Option 1: Toppings in alphabetical order.
Option 2: Toppings divided into categories.
Option 3: Similar to 2, but the categories are hidden under dropdowns. We separated 40 toppings into 4 categories: Fruit & Vegetables, Meat & Seafood, Cheese, and Sauce. In our opinion, it was a perfect solution because it could reduce the time spent searching for a particular topping.
We demonstrated these options to our potential users and asked them which option they found more convenient and understandable. All of them said they prefer the third option because they don’t need to scroll through a huge topping list like the current app presents.
But the numbers tell us otherwise. Why?
We have 4 guesses why:
- wireframes don't seem ideal for user testing. It's preferable to test high-fidelity design screens. This help users see exactly what the design will look like and give more accurate answers
- don't ask hypothetical questions like, "What do you think would be the best option for you?" Use A/B testing and track metrics (success rate, time on task, any feedback)
- the current Domino’s application only has 1 unnecessary dropdown list, while we have 4, and the user might have trouble with the category names and have to open each one
- all toppings in the current Domino’s application have images that can help users find a particular topping faster.
- We conducted an extensive review of the initial metrics, including 5 Key Performance Indicators (KPIs) that formed the basis of our new design.
- We conducted user testing with a diverse group of 5 participants, measuring a series of final metrics such as task success rate, time-on-task, customer satisfaction (CSAT), system usability scale (SUS), and net promoter score (NPS) to comprehensively assess the impact and success of our decisions.
- Our efforts led to significant achievements, meeting or exceeding the intended goals for 5 indicators. Although one metric fell short of expectations, we conducted a thorough analysis to identify reasons, such as being more specific when asking open-ended questions and relying on facts rather than hypothetical opinions, and found room for further improvement.
- Contrary to initial expectations, our research showed that designs that seemed less attractive actually demonstrated better functionality and performance.

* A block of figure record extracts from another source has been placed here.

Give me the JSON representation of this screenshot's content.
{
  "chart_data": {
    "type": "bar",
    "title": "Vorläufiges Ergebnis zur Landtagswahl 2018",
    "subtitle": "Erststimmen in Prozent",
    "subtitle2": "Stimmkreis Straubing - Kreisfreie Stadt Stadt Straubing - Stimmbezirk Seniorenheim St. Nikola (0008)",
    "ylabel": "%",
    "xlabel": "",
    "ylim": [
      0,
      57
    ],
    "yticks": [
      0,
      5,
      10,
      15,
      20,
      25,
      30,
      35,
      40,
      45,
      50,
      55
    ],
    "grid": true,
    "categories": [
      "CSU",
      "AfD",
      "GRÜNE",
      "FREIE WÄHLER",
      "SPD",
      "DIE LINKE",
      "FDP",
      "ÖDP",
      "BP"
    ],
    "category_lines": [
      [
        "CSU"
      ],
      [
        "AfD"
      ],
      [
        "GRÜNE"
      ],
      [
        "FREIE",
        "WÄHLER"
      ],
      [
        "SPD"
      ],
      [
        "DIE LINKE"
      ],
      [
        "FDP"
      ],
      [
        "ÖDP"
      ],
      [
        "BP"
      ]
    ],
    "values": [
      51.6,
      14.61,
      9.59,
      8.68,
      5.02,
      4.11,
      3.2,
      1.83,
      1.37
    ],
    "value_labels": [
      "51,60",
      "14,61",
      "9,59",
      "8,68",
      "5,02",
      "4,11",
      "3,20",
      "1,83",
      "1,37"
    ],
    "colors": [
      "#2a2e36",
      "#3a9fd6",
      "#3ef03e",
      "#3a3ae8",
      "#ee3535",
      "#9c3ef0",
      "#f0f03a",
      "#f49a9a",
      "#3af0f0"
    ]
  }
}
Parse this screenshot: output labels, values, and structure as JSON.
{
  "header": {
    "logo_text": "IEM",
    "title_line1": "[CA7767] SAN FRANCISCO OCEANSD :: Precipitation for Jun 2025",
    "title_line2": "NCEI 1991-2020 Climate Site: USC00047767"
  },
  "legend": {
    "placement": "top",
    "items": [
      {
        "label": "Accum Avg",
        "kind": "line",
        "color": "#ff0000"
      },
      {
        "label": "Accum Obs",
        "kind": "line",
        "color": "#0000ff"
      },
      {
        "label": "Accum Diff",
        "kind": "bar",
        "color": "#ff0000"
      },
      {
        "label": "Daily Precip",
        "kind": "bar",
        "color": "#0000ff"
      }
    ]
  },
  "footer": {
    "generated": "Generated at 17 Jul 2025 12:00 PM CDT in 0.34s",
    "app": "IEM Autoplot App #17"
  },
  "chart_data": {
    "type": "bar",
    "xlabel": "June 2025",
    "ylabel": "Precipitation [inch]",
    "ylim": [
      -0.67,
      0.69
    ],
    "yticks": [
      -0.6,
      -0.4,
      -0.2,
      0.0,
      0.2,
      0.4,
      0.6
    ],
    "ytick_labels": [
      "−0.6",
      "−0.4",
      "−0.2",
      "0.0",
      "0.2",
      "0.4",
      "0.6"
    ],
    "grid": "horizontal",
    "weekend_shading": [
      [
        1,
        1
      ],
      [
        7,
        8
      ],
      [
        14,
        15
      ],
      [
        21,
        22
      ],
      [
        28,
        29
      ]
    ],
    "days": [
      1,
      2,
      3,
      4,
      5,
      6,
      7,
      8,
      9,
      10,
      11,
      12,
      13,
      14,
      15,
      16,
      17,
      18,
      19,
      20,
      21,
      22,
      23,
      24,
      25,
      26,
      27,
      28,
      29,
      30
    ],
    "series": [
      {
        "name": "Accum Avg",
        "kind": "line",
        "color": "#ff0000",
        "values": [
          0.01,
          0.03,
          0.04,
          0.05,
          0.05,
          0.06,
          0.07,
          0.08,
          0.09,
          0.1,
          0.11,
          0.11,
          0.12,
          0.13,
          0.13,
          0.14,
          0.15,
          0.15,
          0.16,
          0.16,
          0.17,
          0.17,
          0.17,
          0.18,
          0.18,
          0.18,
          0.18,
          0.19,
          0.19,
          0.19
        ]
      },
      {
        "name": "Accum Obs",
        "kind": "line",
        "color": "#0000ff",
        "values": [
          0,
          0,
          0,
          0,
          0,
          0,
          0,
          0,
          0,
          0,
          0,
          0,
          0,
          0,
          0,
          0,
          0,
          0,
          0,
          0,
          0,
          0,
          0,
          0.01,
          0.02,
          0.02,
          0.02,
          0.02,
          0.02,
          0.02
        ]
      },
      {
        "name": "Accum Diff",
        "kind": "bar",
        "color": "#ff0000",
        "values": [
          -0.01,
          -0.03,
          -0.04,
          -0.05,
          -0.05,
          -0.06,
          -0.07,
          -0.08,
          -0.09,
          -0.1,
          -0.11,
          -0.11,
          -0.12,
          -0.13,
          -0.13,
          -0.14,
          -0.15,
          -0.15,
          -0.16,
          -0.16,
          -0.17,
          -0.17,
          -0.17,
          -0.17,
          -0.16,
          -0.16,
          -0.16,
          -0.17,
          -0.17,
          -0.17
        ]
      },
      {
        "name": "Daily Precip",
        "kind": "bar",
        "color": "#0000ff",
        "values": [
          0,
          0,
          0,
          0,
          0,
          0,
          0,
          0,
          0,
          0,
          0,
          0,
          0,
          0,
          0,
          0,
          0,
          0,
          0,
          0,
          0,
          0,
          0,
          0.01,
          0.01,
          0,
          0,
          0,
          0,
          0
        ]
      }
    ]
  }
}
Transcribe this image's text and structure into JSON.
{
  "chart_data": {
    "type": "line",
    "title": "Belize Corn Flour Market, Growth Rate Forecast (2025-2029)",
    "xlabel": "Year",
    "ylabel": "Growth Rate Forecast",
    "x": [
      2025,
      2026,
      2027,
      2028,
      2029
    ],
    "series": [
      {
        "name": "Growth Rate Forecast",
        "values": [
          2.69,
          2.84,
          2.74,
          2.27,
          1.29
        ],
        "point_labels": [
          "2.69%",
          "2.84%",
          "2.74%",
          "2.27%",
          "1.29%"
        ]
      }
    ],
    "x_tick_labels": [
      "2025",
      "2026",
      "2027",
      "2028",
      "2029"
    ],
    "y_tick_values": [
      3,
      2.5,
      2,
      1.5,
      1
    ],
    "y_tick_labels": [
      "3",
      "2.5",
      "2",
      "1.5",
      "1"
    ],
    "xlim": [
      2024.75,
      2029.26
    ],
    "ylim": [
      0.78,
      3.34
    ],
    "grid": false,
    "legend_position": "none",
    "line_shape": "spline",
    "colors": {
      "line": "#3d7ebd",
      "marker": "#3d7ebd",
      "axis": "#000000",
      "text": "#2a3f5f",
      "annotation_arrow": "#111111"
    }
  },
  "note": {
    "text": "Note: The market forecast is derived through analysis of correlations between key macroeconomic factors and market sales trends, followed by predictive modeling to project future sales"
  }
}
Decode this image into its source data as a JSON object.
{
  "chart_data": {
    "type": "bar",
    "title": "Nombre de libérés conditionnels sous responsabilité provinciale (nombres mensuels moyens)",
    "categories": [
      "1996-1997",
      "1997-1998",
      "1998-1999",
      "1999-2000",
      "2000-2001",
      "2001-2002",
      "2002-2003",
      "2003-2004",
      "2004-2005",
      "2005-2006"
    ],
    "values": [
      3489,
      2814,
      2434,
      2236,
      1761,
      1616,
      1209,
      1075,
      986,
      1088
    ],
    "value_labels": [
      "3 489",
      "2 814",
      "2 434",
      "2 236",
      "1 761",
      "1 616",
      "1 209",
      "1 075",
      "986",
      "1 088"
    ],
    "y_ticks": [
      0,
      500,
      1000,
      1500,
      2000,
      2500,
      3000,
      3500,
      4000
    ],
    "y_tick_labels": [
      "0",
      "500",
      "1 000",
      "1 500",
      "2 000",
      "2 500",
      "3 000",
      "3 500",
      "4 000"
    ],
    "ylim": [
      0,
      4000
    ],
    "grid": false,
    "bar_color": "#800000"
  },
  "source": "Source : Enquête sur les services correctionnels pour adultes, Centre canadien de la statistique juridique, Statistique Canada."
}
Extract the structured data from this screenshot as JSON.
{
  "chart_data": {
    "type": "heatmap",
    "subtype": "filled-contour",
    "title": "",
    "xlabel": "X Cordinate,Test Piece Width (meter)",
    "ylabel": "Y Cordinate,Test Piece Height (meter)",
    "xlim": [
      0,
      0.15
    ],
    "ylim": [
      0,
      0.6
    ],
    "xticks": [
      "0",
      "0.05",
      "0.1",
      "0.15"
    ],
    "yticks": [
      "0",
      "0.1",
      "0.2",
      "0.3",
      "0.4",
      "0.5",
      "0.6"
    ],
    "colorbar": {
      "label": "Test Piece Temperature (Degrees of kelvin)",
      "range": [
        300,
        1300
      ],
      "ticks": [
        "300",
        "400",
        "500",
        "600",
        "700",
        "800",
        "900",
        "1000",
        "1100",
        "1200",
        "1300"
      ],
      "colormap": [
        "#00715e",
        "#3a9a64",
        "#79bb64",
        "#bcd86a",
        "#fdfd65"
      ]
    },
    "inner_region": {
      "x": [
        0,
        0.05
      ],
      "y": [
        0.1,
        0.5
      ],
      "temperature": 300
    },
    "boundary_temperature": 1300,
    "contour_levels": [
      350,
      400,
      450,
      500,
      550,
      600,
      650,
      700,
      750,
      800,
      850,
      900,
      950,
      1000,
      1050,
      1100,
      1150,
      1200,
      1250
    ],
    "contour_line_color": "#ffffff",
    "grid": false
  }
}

The time to complete one of the tasks increased by 12% compared to the previous design.
- Our study emphasised the importance of using objective facts and figures to guide decision-making processes. Using quantitative data and statistical analysis, we made the following improvements:
- time-on task metric score decreased from 58% to 82% for 5 tasks
- task success rate score increased from 60% to 100% for all 6 tasks
- SUS score increased from 32.5 to 88.6 with a sufficient value of 68
- NPS score increased from 2 to 9 with a sufficient value of 7
- customer satisfaction score increased from 1.5-3.5 to 4.4-5 depending on the task.